Wednesday, April 20, 2011
Tuesday, April 19, 2011
Wednesday, April 13, 2011
Once upon a time there was a lighthouse keeper named Lyall that lived on Stephens Island in New Zealand. Lyall had a cat companion named Tibbles. Tibbles was a terrific hunter and soon proudly began bringing the lighthouse keeper lifeless feathered gifts in the form of a song bird. No one had seen these beautiful flightless birds before and men of science excitedly took notice. In 1894 the bird was named Lyall's Wren (or Stephens Island Wren). In that same year of discovery the Lyall's Wren was also found to be utterly and completely extinct. Tibbles singlehandedly wiped out an entire species of bird. The End. (Totally true story).
Walter Buller was one of the very excited folks that managed to get his paws on a few of the specimens of the Lyall's Wren before there were no specimens to be had. Buller was also the one who arranged the importation of sparrows from England. An indigenous bird discovered the same year as it became extinct mixed with a non-native species that thrive to this day. Hmmm...I think I'll make a painting about that. Wait, I already did.
Thursday, April 7, 2011
My first theory and research paper was due this week which led me to the research topic I will be working with for the rest of the semester and hopefully beyond. Here it is, try not to fall asleep...The Lasting Effects of the Discovery and Documentation of Avian Species During the Victorian Era. Ta-dah!

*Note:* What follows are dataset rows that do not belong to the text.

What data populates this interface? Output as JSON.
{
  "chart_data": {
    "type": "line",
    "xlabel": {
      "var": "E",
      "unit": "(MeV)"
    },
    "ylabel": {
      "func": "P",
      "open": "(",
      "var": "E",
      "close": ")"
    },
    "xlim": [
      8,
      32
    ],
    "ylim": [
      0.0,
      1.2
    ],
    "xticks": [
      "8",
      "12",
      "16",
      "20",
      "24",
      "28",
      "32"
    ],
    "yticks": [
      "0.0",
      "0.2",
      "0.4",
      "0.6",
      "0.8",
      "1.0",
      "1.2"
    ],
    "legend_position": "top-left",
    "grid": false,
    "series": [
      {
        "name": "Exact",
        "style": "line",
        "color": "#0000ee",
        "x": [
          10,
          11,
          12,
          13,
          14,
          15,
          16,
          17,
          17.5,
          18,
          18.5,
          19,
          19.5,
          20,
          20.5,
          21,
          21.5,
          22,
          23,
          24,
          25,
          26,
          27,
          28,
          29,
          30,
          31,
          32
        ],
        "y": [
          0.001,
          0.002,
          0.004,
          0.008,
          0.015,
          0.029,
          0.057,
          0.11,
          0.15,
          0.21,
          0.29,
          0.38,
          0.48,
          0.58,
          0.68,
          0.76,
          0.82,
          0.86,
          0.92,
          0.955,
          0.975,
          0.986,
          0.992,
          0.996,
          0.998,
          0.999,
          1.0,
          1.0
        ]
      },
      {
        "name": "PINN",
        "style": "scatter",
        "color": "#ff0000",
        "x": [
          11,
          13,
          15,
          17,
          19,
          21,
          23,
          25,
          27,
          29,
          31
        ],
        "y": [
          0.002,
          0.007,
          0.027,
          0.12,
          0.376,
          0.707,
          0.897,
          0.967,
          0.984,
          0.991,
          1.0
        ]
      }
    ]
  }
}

I've been doing endless research on the topic and I'm fascinated with New Zealand born colonists' desire to be accepted by their "homeland" (not unlike colonists' views in the U.S.). Sir Walter Buller (with an endless list of letters at the end of his name) was a lawyer, politician, and most famous for his ornithological discoveries. He is a prime example of this need to belong and thought that collecting titles and promotions was the way to gain status among his London born and breed colleagues. He fought to become a "gentlemen" but was looked down upon because of his "colonial upstart".
Buller loved the honor of receiving a prestigious medal (represented in the painting above). If he wasn't handed the medal he wanted, he petitioned for it and more often times than not received it.
The bird above is a long-tailed cuckoo. Cuckoos are brood parasites. They lay their egg in another species nest (in the long-tailed cuckoos case it's the nest of the whitehead, yellowhead, or brown creeper). After laying the egg, the cuckoo's parental duties are over and the whitehead parents take over.